We have created a function named capping. this will replace the outliers with their corresponding cap values. And in this way we are able to remove univariate outlires in the column population of our data.
capping <- function(x){
quantiles <- quantile( x, c(.05, .95 ),na.rm=TRUE )
x[ x < quantiles[1] ] <- quantiles[1]
x[ x > quantiles[2] ] <- quantiles[2]
x
}
summer_medals.country$Population <- capping( summer_medals.country$Population )
summer_medals.country$Population %>% boxplot(main="Box Plot of summer_medals",
ylab="Population", col = "grey")
As We can see, now all outliers present in the Population have been removed.

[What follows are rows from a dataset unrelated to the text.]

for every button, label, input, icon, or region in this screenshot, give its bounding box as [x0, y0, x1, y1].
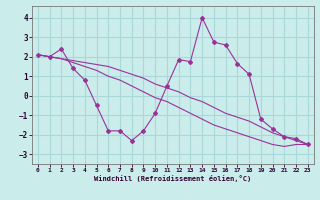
X-axis label: Windchill (Refroidissement éolien,°C): Windchill (Refroidissement éolien,°C): [94, 175, 252, 182]
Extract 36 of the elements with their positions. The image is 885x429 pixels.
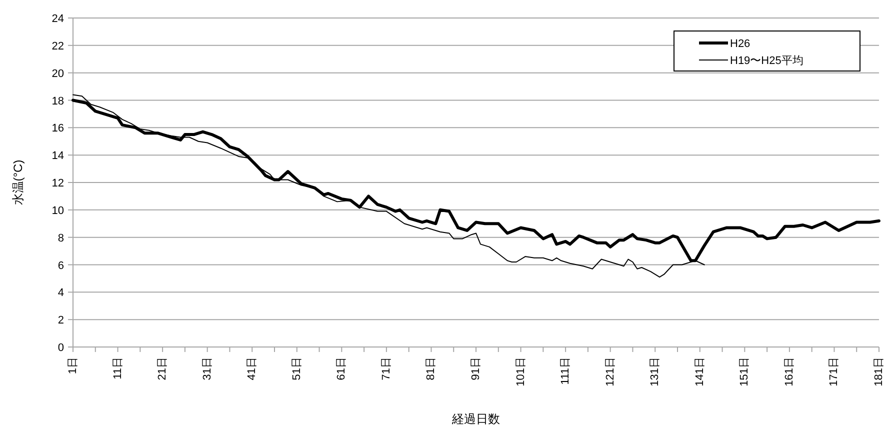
y-tick-label: 6 [58,260,64,272]
y-tick-label: 20 [52,68,64,80]
y-tick-label: 2 [58,314,64,327]
x-tick-label: 31日 [201,357,214,380]
y-tick-label: 22 [52,40,64,52]
x-tick-label: 131日 [649,357,662,386]
y-tick-label: 16 [52,122,64,135]
y-tick-label: 24 [52,13,64,25]
x-tick-label: 171日 [828,357,840,386]
x-tick-label: 181日 [873,357,885,386]
x-tick-label: 71日 [380,357,392,380]
y-tick-label: 8 [58,232,64,244]
x-axis-title: 経過日数 [451,412,500,426]
x-tick-label: 161日 [783,357,796,386]
x-tick-label: 141日 [694,357,706,386]
legend-label: H26 [730,38,750,50]
x-tick-label: 41日 [246,357,258,380]
y-tick-label: 12 [52,178,64,190]
x-tick-label: 91日 [470,357,482,380]
x-tick-label: 101日 [514,357,527,386]
x-tick-label: 51日 [290,357,303,380]
x-tick-label: 1日 [67,357,79,374]
y-tick-label: 14 [52,150,64,162]
x-tick-label: 81日 [425,357,438,380]
y-axis-title: 水温(°C) [11,160,25,206]
y-tick-label: 4 [58,287,64,300]
x-tick-label: 121日 [604,357,616,386]
x-tick-label: 21日 [156,357,169,380]
x-tick-label: 61日 [336,357,348,380]
x-tick-label: 151日 [738,357,751,386]
legend-label: H19〜H25平均 [730,55,804,67]
x-tick-label: 11日 [112,357,124,380]
y-tick-label: 10 [52,204,64,217]
y-tick-label: 18 [52,95,64,108]
y-tick-label: 0 [58,342,64,354]
x-tick-label: 111日 [560,357,572,385]
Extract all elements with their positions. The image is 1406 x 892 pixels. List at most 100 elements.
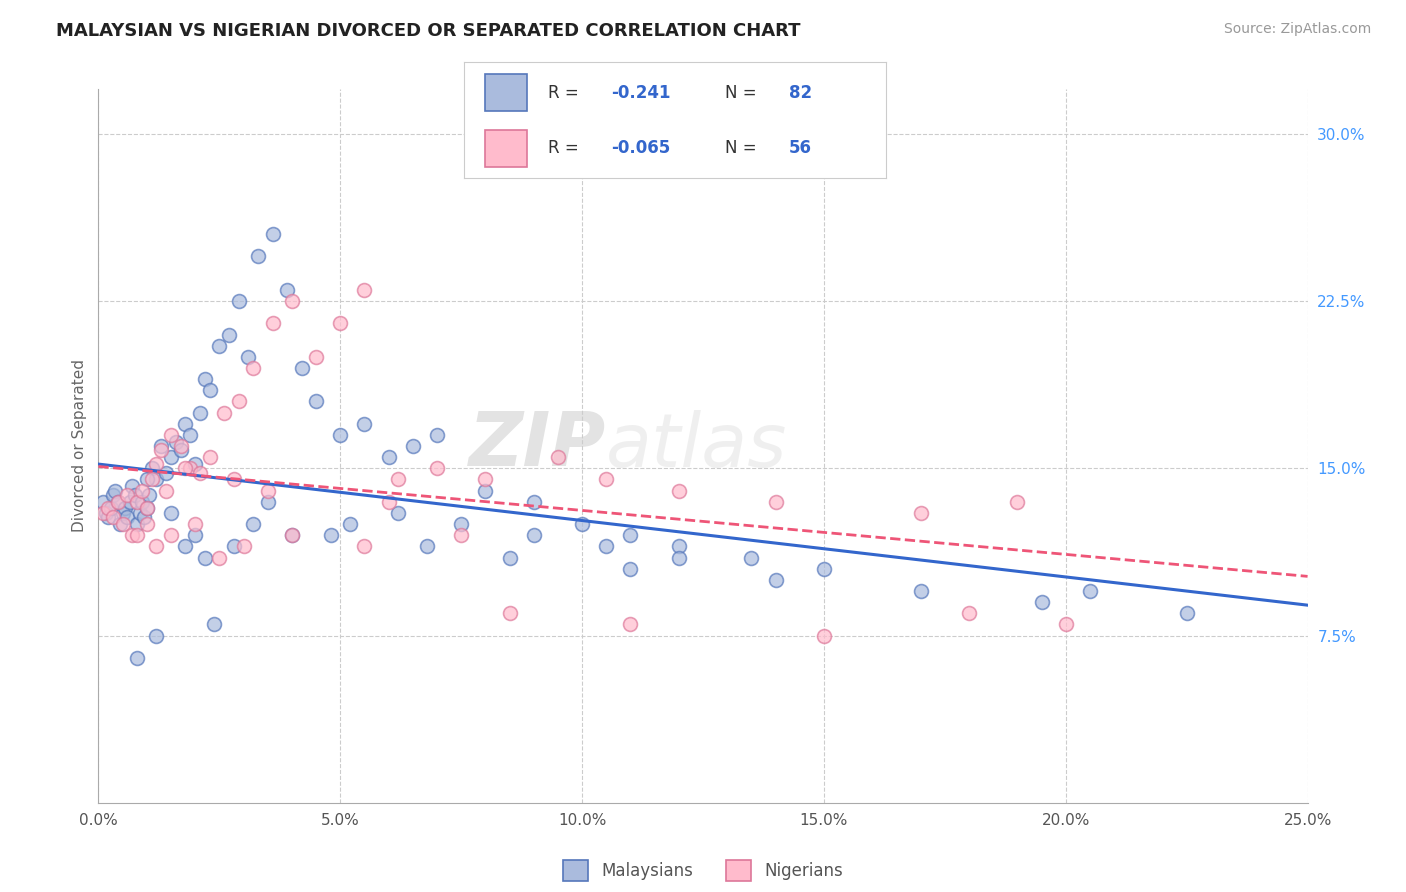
Point xyxy=(256,494,278,508)
Point xyxy=(160,506,183,520)
Point xyxy=(127,516,149,531)
Point xyxy=(127,528,149,542)
Point xyxy=(111,506,134,520)
Point xyxy=(174,461,197,475)
Point xyxy=(107,494,129,508)
Point xyxy=(160,427,183,442)
Point xyxy=(228,293,250,308)
Point xyxy=(1054,617,1077,632)
Point xyxy=(91,494,114,508)
Point xyxy=(114,501,136,516)
Text: -0.065: -0.065 xyxy=(612,139,671,157)
Point xyxy=(353,417,375,431)
Point xyxy=(138,488,160,502)
Point xyxy=(450,528,472,542)
Point xyxy=(402,439,425,453)
Point xyxy=(198,384,221,398)
Point xyxy=(135,516,157,531)
Point xyxy=(100,501,122,516)
Point xyxy=(121,479,143,493)
Point xyxy=(387,506,409,520)
Point xyxy=(135,501,157,516)
Point xyxy=(179,427,201,442)
Point xyxy=(387,472,409,486)
Text: R =: R = xyxy=(548,139,585,157)
Point xyxy=(426,427,449,442)
Point xyxy=(571,516,593,531)
Point xyxy=(262,316,284,330)
Point xyxy=(595,539,617,553)
Point xyxy=(426,461,449,475)
Point xyxy=(107,494,129,508)
Point xyxy=(523,528,546,542)
Point xyxy=(124,488,146,502)
Point xyxy=(242,516,264,531)
Point xyxy=(134,510,156,524)
Point xyxy=(1031,595,1053,609)
Point xyxy=(97,510,120,524)
Point xyxy=(188,405,211,419)
Y-axis label: Divorced or Separated: Divorced or Separated xyxy=(72,359,87,533)
Point xyxy=(765,494,787,508)
Point xyxy=(117,488,139,502)
Point xyxy=(145,472,167,486)
Point xyxy=(1175,607,1198,621)
Point xyxy=(179,461,201,475)
Point xyxy=(339,516,361,531)
Point xyxy=(474,483,496,498)
Point xyxy=(128,506,150,520)
Point xyxy=(276,283,298,297)
Point xyxy=(184,516,207,531)
Text: Source: ZipAtlas.com: Source: ZipAtlas.com xyxy=(1223,22,1371,37)
Point xyxy=(127,494,149,508)
Point xyxy=(174,417,197,431)
Point xyxy=(450,516,472,531)
Legend: Malaysians, Nigerians: Malaysians, Nigerians xyxy=(555,854,851,888)
Point xyxy=(121,528,143,542)
Point xyxy=(957,607,980,621)
Point xyxy=(184,528,207,542)
Point xyxy=(155,483,177,498)
Point xyxy=(668,539,690,553)
Text: ZIP: ZIP xyxy=(470,409,606,483)
Point xyxy=(97,501,120,516)
Point xyxy=(305,394,328,409)
Point xyxy=(194,550,217,565)
Point xyxy=(813,562,835,576)
Point xyxy=(222,539,245,553)
Point xyxy=(740,550,762,565)
Point xyxy=(204,617,226,632)
Point xyxy=(547,450,569,464)
Point xyxy=(498,550,520,565)
Point xyxy=(256,483,278,498)
Point xyxy=(595,472,617,486)
Point xyxy=(619,528,641,542)
Point xyxy=(145,457,167,471)
Point xyxy=(104,483,127,498)
Bar xyxy=(485,74,527,112)
Text: R =: R = xyxy=(548,84,585,102)
Point xyxy=(135,501,157,516)
Point xyxy=(160,450,183,464)
Point xyxy=(619,617,641,632)
Text: N =: N = xyxy=(725,139,762,157)
Point xyxy=(127,651,149,665)
Point xyxy=(160,528,183,542)
Point xyxy=(353,283,375,297)
Point xyxy=(910,506,932,520)
Point xyxy=(910,583,932,598)
Text: atlas: atlas xyxy=(606,410,787,482)
Point xyxy=(174,539,197,553)
Point xyxy=(242,360,264,375)
Point xyxy=(135,472,157,486)
Point xyxy=(329,316,352,330)
Text: 82: 82 xyxy=(789,84,811,102)
Point xyxy=(117,510,139,524)
Point xyxy=(228,394,250,409)
Point xyxy=(222,472,245,486)
Point xyxy=(218,327,240,342)
Point xyxy=(131,483,153,498)
Point xyxy=(281,528,304,542)
Point xyxy=(91,506,114,520)
Point xyxy=(474,472,496,486)
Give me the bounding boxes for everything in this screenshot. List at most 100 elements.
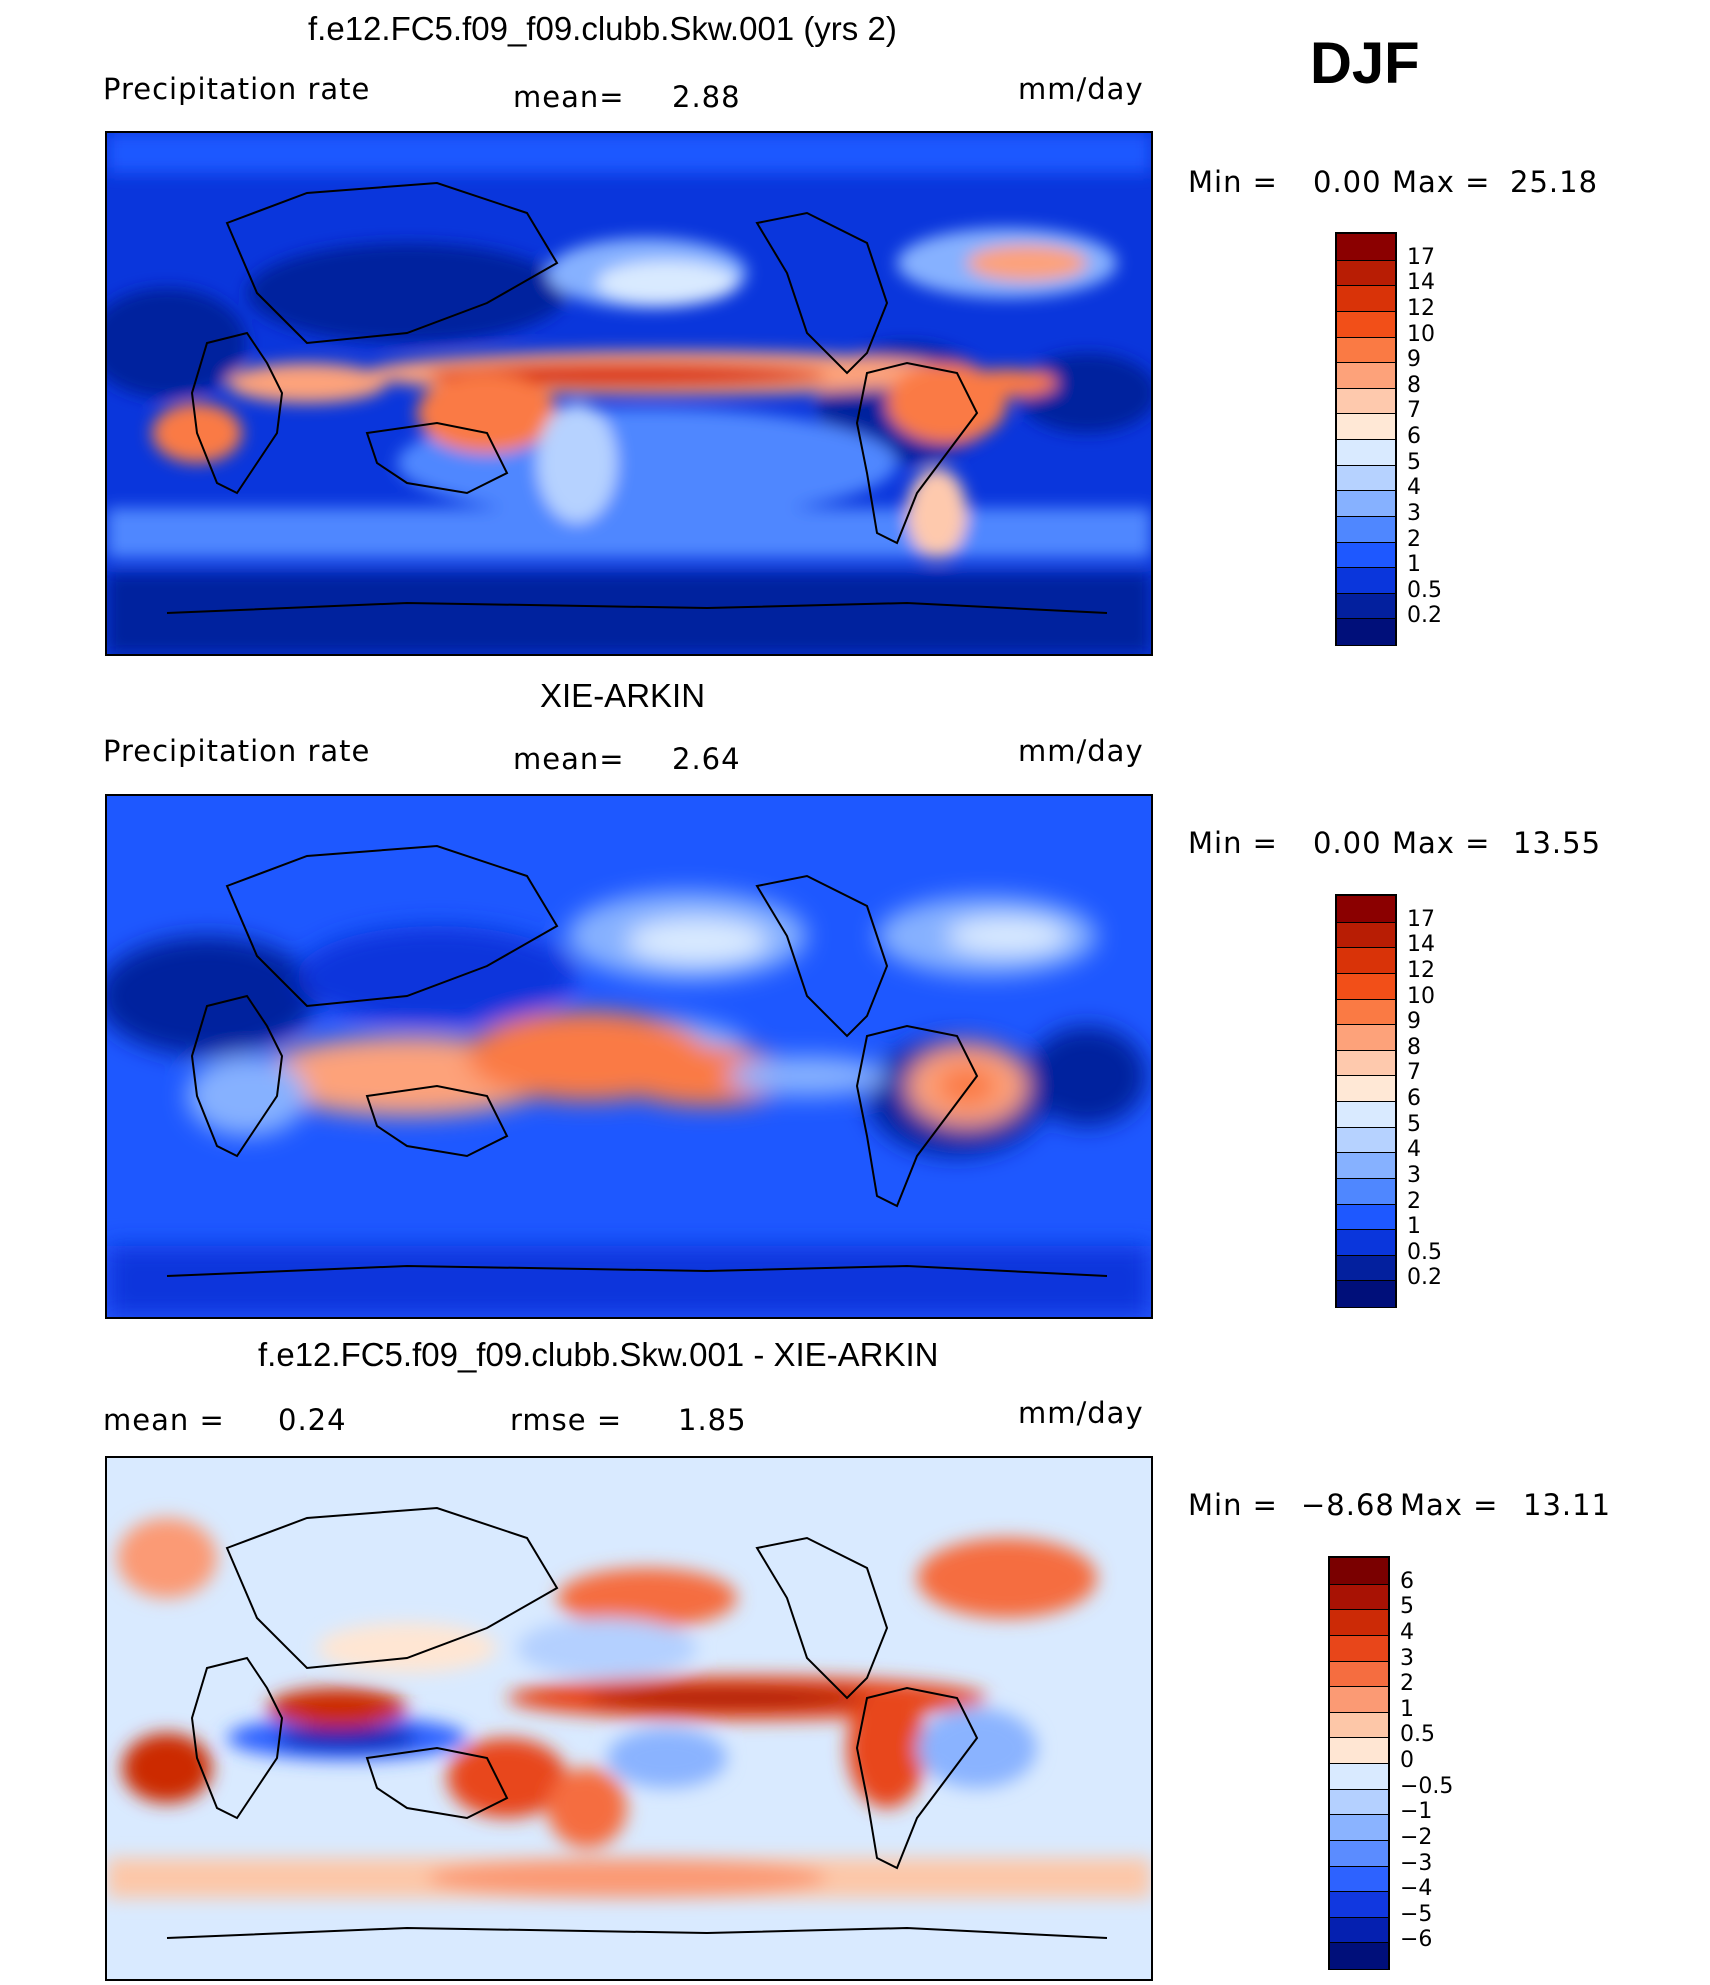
colorbar-swatch [1337, 387, 1395, 415]
colorbar-label: 6 [1400, 1568, 1414, 1594]
panel1-min-label: Min = [1188, 165, 1278, 199]
colorbar-swatch [1330, 1660, 1388, 1688]
colorbar-swatch [1337, 336, 1395, 364]
panel2-variable-label: Precipitation rate [103, 734, 371, 768]
colorbar-label: 12 [1407, 295, 1435, 321]
colorbar-swatch [1337, 515, 1395, 543]
colorbar-swatch [1337, 1177, 1395, 1205]
colorbar-label: 0.2 [1407, 1265, 1442, 1291]
colorbar-swatch [1337, 1152, 1395, 1179]
panel3-map-field [107, 1458, 1151, 1979]
panel3-units: mm/day [1018, 1396, 1144, 1430]
colorbar-swatch [1337, 998, 1395, 1026]
colorbar-label: 0.5 [1407, 577, 1442, 603]
colorbar-swatch [1337, 592, 1395, 620]
colorbar-swatch [1337, 1203, 1395, 1231]
colorbar-swatch [1337, 1280, 1395, 1307]
colorbar-swatch [1330, 1737, 1388, 1764]
colorbar-label: 1 [1407, 1214, 1421, 1240]
colorbar-swatch [1337, 490, 1395, 517]
colorbar-label: 8 [1407, 372, 1421, 398]
colorbar-label: 9 [1407, 1009, 1421, 1035]
colorbar-swatch [1337, 1075, 1395, 1102]
panel3-mean-value: 0.24 [278, 1403, 347, 1437]
colorbar-swatch [1337, 1254, 1395, 1282]
panel3-title: f.e12.FC5.f09_f09.clubb.Skw.001 - XIE-AR… [258, 1336, 939, 1373]
panel1-variable-label: Precipitation rate [103, 72, 371, 106]
colorbar-swatch [1337, 413, 1395, 440]
colorbar-label: 6 [1407, 424, 1421, 449]
colorbar-label: 0.5 [1400, 1722, 1435, 1748]
panel3-mean-label: mean = [103, 1403, 225, 1437]
panel1-map [105, 131, 1153, 656]
colorbar-label: 10 [1407, 321, 1435, 347]
colorbar-swatch [1337, 1101, 1395, 1128]
panel1-max-value: 25.18 [1510, 165, 1599, 199]
colorbar-swatch [1337, 947, 1395, 974]
panel3-min-value: −8.68 [1301, 1488, 1395, 1522]
panel2-map-field [107, 796, 1151, 1317]
colorbar-label: 8 [1407, 1034, 1421, 1060]
colorbar-label: −5 [1400, 1901, 1433, 1927]
panel2-min-value: 0.00 [1313, 826, 1382, 860]
colorbar-swatch [1330, 1916, 1388, 1944]
colorbar-swatch [1330, 1686, 1388, 1713]
colorbar-label: −0.5 [1400, 1773, 1454, 1799]
panel3-max-value: 13.11 [1523, 1488, 1612, 1522]
panel1-colorbar [1335, 232, 1397, 646]
colorbar-swatch [1337, 464, 1395, 492]
colorbar-swatch [1337, 1049, 1395, 1077]
colorbar-swatch [1337, 1126, 1395, 1154]
colorbar-label: 5 [1407, 449, 1421, 475]
colorbar-label: 5 [1400, 1594, 1414, 1620]
panel3-min-label: Min = [1188, 1488, 1278, 1522]
panel1-min-value: 0.00 [1313, 165, 1382, 199]
colorbar-swatch [1330, 1763, 1388, 1790]
colorbar-swatch [1330, 1788, 1388, 1816]
panel1-title: f.e12.FC5.f09_f09.clubb.Skw.001 (yrs 2) [308, 10, 897, 47]
colorbar-swatch [1337, 972, 1395, 1000]
colorbar-label: 0.2 [1407, 603, 1442, 629]
colorbar-swatch [1337, 921, 1395, 949]
colorbar-label: 0.5 [1407, 1239, 1442, 1265]
panel2-title: XIE-ARKIN [540, 677, 706, 714]
colorbar-label: 1 [1400, 1696, 1414, 1722]
panel3-max-label: Max = [1400, 1488, 1499, 1522]
colorbar-label: −1 [1400, 1799, 1433, 1825]
colorbar-swatch [1330, 1609, 1388, 1636]
colorbar-label: −6 [1400, 1927, 1433, 1953]
colorbar-swatch [1337, 618, 1395, 645]
colorbar-label: 3 [1400, 1645, 1414, 1671]
colorbar-swatch [1337, 259, 1395, 287]
colorbar-swatch [1337, 896, 1395, 922]
colorbar-label: 14 [1407, 932, 1435, 958]
panel2-units: mm/day [1018, 734, 1144, 768]
colorbar-label: 14 [1407, 270, 1435, 296]
panel2-max-label: Max = [1392, 826, 1491, 860]
panel1-units: mm/day [1018, 72, 1144, 106]
colorbar-label: 4 [1407, 1137, 1421, 1163]
colorbar-label: 17 [1407, 244, 1435, 270]
colorbar-label: 4 [1400, 1619, 1414, 1645]
colorbar-swatch [1330, 1942, 1388, 1969]
colorbar-swatch [1337, 1024, 1395, 1051]
colorbar-label: 12 [1407, 957, 1435, 983]
colorbar-label: 2 [1407, 1188, 1421, 1214]
colorbar-label: 1 [1407, 552, 1421, 578]
panel2-map [105, 794, 1153, 1319]
panel1-mean-label: mean= [513, 80, 625, 114]
colorbar-swatch [1337, 234, 1395, 260]
colorbar-swatch [1330, 1865, 1388, 1893]
colorbar-label: 2 [1407, 526, 1421, 552]
colorbar-label: 3 [1407, 500, 1421, 526]
panel3-colorbar [1328, 1556, 1390, 1970]
colorbar-swatch [1330, 1634, 1388, 1662]
colorbar-label: −2 [1400, 1824, 1433, 1850]
colorbar-label: 0 [1400, 1748, 1414, 1773]
colorbar-label: 7 [1407, 398, 1421, 424]
panel1-max-label: Max = [1392, 165, 1491, 199]
panel3-rmse-value: 1.85 [678, 1403, 747, 1437]
colorbar-label: 4 [1407, 475, 1421, 501]
colorbar-label: 6 [1407, 1086, 1421, 1111]
colorbar-swatch [1337, 1229, 1395, 1256]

For this step we have decided to Rescale the Column named Population in the Range of 0 to 1 for better undersatnding and analysis of the dataset.
summer_medals.country$Population.scaled <- rescale(summer_medals.country$Population)
head(summer_medals.country$Population.scaled)
## [1] 0.08642841 0.08642841 0.10900728 0.10900728 0.10900728 0.10900728
The Dataset is available for Download from Kaggle. Link: https://www.kaggle.com/the-guardian/olympic-games/
This Data was provided by the IOC Research and Reference Service and published by The Guardian’s Datablog.